The pandemic and subsequent recovery will accelerate the ongoing digitalization and automation of work—trends that have eroded middle-skill jobs while increasing high-skill jobs during the last two decades and contributed to the stagnation of median wages and rising income inequality.
Changes in demand, many of them accelerated by the economic dislocation wrought by the pandemic, will change the future composition of GDP. The share of services in the economy will continue to rise. But the share of in-person services will decline in retail, hospitality, travel, education, health care, and government as digitalization drives changes in the way these services are organized and delivered.
Many low-wage, low-skill, in-person service jobs, especially those provided by small firms, will not return with the eventual recovery. However, workers providing essential services such as policing, firefighting, health care, logistics, public transportation, and food will be in greater demand, creating new job opportunities and increasing the pressure to raise wages and improve benefits in these traditionally low-wage sectors.
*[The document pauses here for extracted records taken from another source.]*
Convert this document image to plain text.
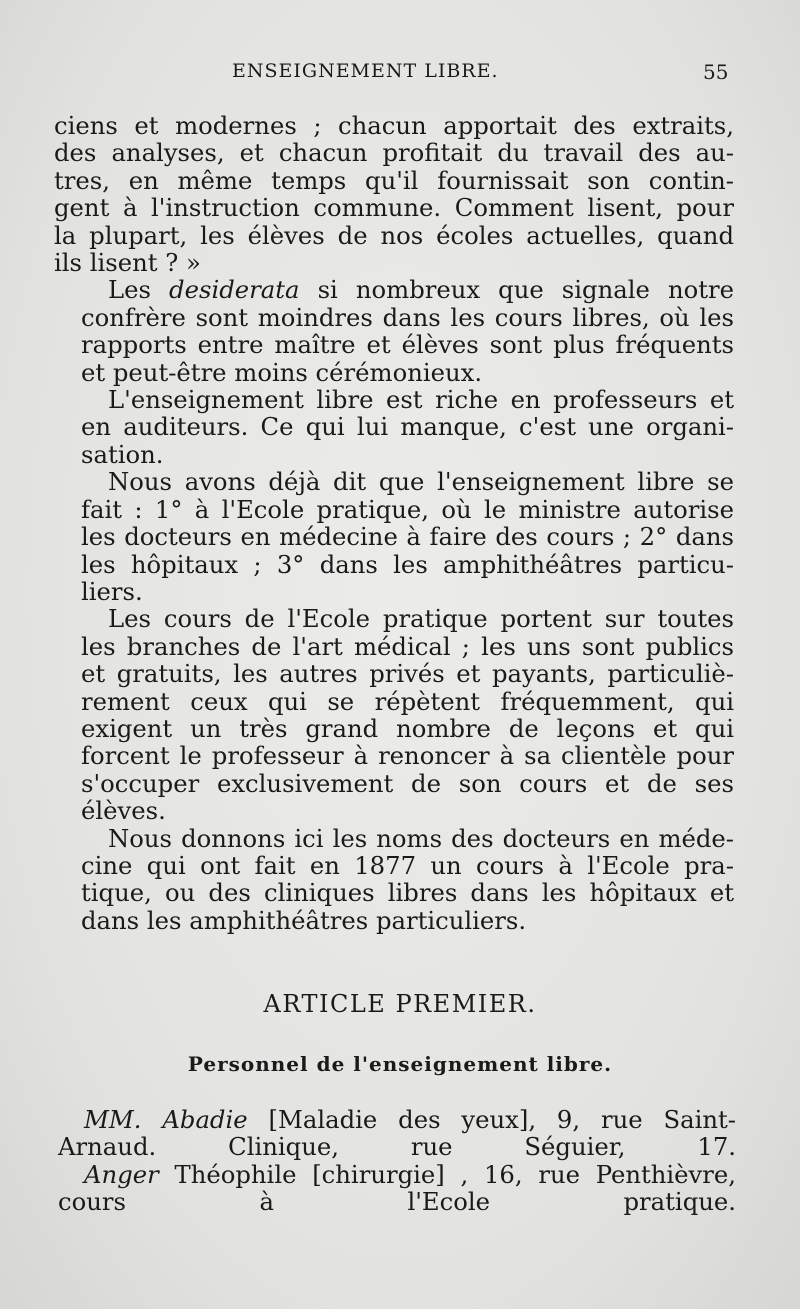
ENSEIGNEMENT LIBRE.	55

ciens et modernes ; chacun apportait des extraits,
des analyses, et chacun profitait du travail des au-
tres, en même temps qu'il fournissait son contin-
gent à l'instruction commune. Comment lisent, pour
la plupart, les élèves de nos écoles actuelles, quand
ils lisent ? »

Les desiderata si nombreux que signale notre
confrère sont moindres dans les cours libres, où les
rapports entre maître et élèves sont plus fréquents
et peut-être moins cérémonieux.

L'enseignement libre est riche en professeurs et
en auditeurs. Ce qui lui manque, c'est une organi-
sation.

Nous avons déjà dit que l'enseignement libre se
fait : 1° à l'Ecole pratique, où le ministre autorise
les docteurs en médecine à faire des cours ; 2° dans
les hôpitaux ; 3° dans les amphithéâtres particu-
liers.

Les cours de l'Ecole pratique portent sur toutes
les branches de l'art médical ; les uns sont publics
et gratuits, les autres privés et payants, particuliè-
rement ceux qui se répètent fréquemment, qui
exigent un très grand nombre de leçons et qui
forcent le professeur à renoncer à sa clientèle pour
s'occuper exclusivement de son cours et de ses
élèves.

Nous donnons ici les noms des docteurs en méde-
cine qui ont fait en 1877 un cours à l'Ecole pra-
tique, ou des cliniques libres dans les hôpitaux et
dans les amphithéâtres particuliers.

ARTICLE PREMIER.
Personnel de l'enseignement libre.
MM. Abadie [Maladie des yeux], 9, rue Saint-
Arnaud. Clinique, rue Séguier, 17.
Anger Théophile [chirurgie] , 16, rue Penthièvre,
cours à l'Ecole pratique.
The downturn will accelerate the growth of nonstandard, precarious employment—part-time workers, gig workers, and workers with multiple employers—leading to new portable benefits systems that move with workers and broaden the definition of employer. New low-cost training programs, digitally delivered, will be required to provide the skills required in new jobs.
The sudden dependence of so many on the ability to work remotely reminds us that a significant and inclusive expansion of Wi-Fi, broadband, and other infrastructure will be necessary to enable the accelerating digitalization of economic activity.